= Flexible purpose corporation =

California corporation pursuing a social benefit

A flexible purpose corporation (FPC) was a class of corporation in California lacking a profit motive when pursuing a social benefit defined in its charter. A flexible purpose corporation differed from a Benefit corporation in that it targeted for-profit entities seeking traditional capital market investment. The classification was first created in 2012 and was retired in 2015 via legislation in favor of the social purpose corporation (SPC) classification, with existing FPCs continuing their existence as SPCs.

== History ==
Flexible purpose corporations were established in California S.B 201, which was signed into law on October 9 and became effective January 1, 2012.

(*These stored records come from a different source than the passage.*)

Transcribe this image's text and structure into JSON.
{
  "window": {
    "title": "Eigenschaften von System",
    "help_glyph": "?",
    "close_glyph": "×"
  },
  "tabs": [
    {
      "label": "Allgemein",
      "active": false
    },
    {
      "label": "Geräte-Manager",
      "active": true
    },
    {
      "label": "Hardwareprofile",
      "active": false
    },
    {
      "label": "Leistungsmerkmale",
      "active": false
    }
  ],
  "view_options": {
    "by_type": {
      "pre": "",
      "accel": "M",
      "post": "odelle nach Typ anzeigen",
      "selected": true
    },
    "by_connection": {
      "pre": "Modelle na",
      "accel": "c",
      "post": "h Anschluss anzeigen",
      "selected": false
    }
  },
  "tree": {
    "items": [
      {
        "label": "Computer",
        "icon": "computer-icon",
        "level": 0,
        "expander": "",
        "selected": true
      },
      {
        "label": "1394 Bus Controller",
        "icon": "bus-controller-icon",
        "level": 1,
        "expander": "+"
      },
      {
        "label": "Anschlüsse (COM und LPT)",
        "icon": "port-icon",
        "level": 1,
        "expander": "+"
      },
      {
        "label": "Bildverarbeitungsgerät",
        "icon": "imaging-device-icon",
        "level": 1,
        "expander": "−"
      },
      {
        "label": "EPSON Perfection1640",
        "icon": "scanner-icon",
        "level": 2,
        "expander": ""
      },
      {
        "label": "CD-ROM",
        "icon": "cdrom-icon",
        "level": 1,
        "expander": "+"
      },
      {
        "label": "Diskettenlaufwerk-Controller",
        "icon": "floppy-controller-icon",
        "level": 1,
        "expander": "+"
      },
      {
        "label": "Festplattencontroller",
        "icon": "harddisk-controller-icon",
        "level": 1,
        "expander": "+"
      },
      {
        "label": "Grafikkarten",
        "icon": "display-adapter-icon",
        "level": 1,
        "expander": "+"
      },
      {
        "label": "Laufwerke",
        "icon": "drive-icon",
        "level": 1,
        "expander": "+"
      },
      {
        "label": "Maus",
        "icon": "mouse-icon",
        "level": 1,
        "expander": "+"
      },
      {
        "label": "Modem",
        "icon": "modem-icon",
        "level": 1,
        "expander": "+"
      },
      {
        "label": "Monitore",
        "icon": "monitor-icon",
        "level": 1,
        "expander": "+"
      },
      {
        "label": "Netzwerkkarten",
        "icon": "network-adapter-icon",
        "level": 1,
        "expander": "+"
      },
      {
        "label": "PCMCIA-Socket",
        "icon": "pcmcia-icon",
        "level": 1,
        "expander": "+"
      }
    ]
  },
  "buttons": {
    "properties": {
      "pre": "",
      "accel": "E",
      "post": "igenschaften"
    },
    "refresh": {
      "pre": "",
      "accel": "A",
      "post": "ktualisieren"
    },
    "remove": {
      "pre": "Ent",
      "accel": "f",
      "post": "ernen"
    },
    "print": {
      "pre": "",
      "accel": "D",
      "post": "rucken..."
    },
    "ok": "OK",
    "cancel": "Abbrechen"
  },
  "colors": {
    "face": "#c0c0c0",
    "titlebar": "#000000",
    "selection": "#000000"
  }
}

Formerly known as the “flexible purpose corporation”, the Social Purpose Corporation (SPC) was given a new name on January 1, 2015, to better reflect the intended purpose of this corporate form.¹
¹ In September 2014, Governor Jerry Brown signed into law an amendment (S.B. 1301) to the Corporate Flexibility Act of 2011. This amendment renamed the “flexible purpose corporation” as the “social purpose corporation”; eliminated the waiver for the MD&A requirement; and now requires directors of SPCs to consider factors such as the overall goals of the corporation and the social purposes stated in its articles in their decision-making. S.B. 1301 took effect on January 1, 2015.

In California, "The amendment, S.B. 1301, changes existing law (found under Corporations Code Sections 2500-3503) to emphasize the social-purpose nature of the FPC, most notably by changing its name to the “Social Purpose Corporation.” S.B. 1301 takes effect on January 1, 2015. On that date, existing FPCs will automatically continue their existence as SPCs.